Year of Reading Foreign: Lens of the Future

The best and worst of science fiction fandom was on display at this year’s Hugo Awards.

In protest of what they perceived as a trend — winners being chosen based on their ethnicity or liberal viewpoint rather than their talent — two different right-wing groups, the Rabid Puppies and the Sad Puppies, tried to stack the nominations in their favor.

George R.R. Martin described the result as “the weakest Hugo ballot in recent memory, thanks to the Puppy slates.” The toxic atmosphere prompted several nominees and a presenter to withdraw from the awards. Yet Martin called for “every true fan” to vote, saying “Let this be fandom’s finest hour.”

And they sure did vote, choosing “No Award” over entries backed by the Rabid Puppies and the Sad Puppies. A record five categories went without a winner. “This equals the total numbers of the times that WSFS members have presented ‘No Award’ in the entire history of the Hugo Awards,” the awards website states.

On the same night, the first-ever Chinese writer won in the Best Novel category: Cixin Liu’s “The Three-Body Problem,” translated by Ken Liu. The novel, the first in a trilogy, was originally published in China in 2006 and went on to be a bestseller in that nation.

“Science fiction is a literature that belongs to all humankind,” v writes in his afterword to American readers. “It portrays events of interest to all of humanity, and thus science fiction should be the literary genre most accessible to readers of different nations.”

And “The Three-Body Problem” is a great piece of science fiction, truly deserving of its Hugo. In the book, a worker at a remote listening station receives a message from an alien race. The message reads:

“Do not answer! Do not answer!! Do not answer!!! … I am a pacifist in this world. I am warning you: Do not answer! Do not answer!! Do not answer!!! As long as you do not answer, this world will not be able to ascertain the source of your transmission. But if you do answer, the source will be located right away. Your world will be invaded. You world will be conquered! Do not answer! Do not answer!! Do not answer!!!”

The worker, whose life and family have been shredded by the Cultural Revolution and who has lost all faith in humanity, answers of course.

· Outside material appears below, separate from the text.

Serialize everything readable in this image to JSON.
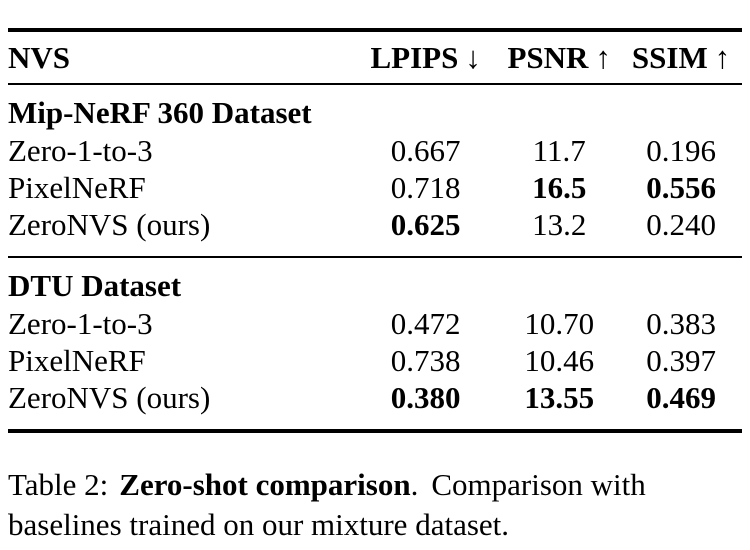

As more and more people learn that aliens are coming to invade us (It will take them a couple centuries to get here), Earth divides into factions and the war begins before the aliens even arrive.

But does its Chinese provenance restrict the enjoyment of American readers, their ability to relate to the text, to find the universal in the particular?

Hardly. Going through the Cultural Revolution is hardly a prerequisite for turning against humanity — the second convert is the billionaire son of an American oil CEO.

By far, the most “Chinese” element of the book are the names. At one point, characters are surprised to learn that Yang Dong is a woman. American readers may be confused by this comment. Do they assume she wasn’t a woman because of her name or because of her groundbreaking work in physics? Do Chinese names have gendered connotations? I don’t know.

Other than a few small things like this, “The Three-Body Problem” could be taking place anywhere in the world with characters of any ethnicity — and frequently does. The Chinese background might shed a different light on the action than an American or European background would have but it doesn’t close the book off into a dusty and unvisited “ethnic” corner of literature. In the end, science is science, aliens are aliens and people are people.

The second installment, “The Dark Forest” is already available in English and the final book, “Death’s End” is due out April 2016.